Esta notícia saiu ontem e, ao contrário das indignações e revoltas diárias nas redes sociais, ou dos comentadores vituperativos e eloquentes nas televisões e rádios, ninguém pareceu ligar qualquer importância (com a excepção do Nicolau Santos, que se referiu a ela hoje nas Contas do Dia, na Antena 1).


 


Quando há crise e as empresas deixam de ter lucros e têm prejuízos, os ordenados dos dirigentes mantêm-se e despedem-se trabalhadores.
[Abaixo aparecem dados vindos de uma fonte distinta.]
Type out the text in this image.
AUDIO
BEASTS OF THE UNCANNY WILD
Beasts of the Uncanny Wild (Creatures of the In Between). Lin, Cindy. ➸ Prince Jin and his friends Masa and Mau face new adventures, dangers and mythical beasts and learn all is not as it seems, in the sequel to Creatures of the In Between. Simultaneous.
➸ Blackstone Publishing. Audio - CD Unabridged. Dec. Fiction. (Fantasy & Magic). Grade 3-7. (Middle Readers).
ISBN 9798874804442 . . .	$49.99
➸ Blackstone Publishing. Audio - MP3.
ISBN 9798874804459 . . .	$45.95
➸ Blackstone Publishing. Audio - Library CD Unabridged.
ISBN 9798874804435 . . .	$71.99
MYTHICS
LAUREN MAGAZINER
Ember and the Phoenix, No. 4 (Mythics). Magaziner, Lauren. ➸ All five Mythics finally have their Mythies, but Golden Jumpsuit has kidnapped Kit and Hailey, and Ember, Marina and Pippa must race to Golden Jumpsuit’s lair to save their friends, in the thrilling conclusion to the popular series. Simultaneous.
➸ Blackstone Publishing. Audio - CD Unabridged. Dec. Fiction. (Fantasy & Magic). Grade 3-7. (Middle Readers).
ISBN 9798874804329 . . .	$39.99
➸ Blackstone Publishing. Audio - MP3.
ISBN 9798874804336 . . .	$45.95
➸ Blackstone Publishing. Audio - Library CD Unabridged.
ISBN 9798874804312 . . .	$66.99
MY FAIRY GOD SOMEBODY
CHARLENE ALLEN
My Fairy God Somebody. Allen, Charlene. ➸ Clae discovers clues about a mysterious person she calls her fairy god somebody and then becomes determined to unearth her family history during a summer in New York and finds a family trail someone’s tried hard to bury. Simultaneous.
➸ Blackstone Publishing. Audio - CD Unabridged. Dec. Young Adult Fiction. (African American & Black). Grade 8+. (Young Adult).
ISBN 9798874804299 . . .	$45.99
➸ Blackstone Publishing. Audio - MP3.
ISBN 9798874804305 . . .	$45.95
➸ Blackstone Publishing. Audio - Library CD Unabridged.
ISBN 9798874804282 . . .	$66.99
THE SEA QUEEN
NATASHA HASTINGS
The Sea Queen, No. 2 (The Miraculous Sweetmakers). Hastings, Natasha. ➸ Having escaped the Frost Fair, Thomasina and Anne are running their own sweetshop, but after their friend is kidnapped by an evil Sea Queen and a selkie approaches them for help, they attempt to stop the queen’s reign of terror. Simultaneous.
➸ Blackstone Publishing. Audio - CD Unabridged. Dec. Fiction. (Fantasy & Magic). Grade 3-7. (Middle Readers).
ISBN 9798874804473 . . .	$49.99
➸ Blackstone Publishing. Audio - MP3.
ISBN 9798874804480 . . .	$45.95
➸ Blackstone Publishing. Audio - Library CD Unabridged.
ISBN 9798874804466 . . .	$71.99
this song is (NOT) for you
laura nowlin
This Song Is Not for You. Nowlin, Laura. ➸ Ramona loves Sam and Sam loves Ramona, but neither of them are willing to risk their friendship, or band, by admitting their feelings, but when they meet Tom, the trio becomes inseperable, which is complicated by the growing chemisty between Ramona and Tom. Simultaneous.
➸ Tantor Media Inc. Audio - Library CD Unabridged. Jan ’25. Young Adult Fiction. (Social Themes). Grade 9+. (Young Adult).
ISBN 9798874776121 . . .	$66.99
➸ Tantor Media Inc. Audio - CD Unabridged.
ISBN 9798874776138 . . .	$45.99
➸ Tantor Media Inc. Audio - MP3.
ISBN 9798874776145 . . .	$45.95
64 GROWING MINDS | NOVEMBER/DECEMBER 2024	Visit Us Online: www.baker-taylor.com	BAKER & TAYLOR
Quando os lucros das empresas aumentam, sobem-se as remunerações dos dirigentes deixando-se as dos trabalhadores iguais. Tantas declarações quanto à necessidade premente, urgente ou mesmo emergente de reduzir as desigualdades, de combater a pobreza, de redistribuir a riqueza, e ninguém se envergonha com esta cultura empresarial.


 


Claro que temos coisas muito mais importantes a discutir - o Sporting, o Benfica, o futebol - todos os telejornais abriram com o último drama do Sporting.

1 comentário:

  1. António Garcia Barreto20:54

    Ora aí está. É realmente vergonhoso o que se passa. E devo dizer que tudo isto não é honroso para a classe política que temos. Mas não podemos deixar de apontar o dedo às instituições europeias que muito contribuem para esse estado de coisas. O 25 de Abril, apesar de todos os seus excessos, foi um sonho que morreu. E a União Europeia um projecto que serviu para criar um corpo de funcionários principescamente pagos, que distribuem o dinheiro pelas capelas e capelinhas dos países que a constituem. Estou a simplificar. Mas não da para dizer mais nada. Bjs, Sofia.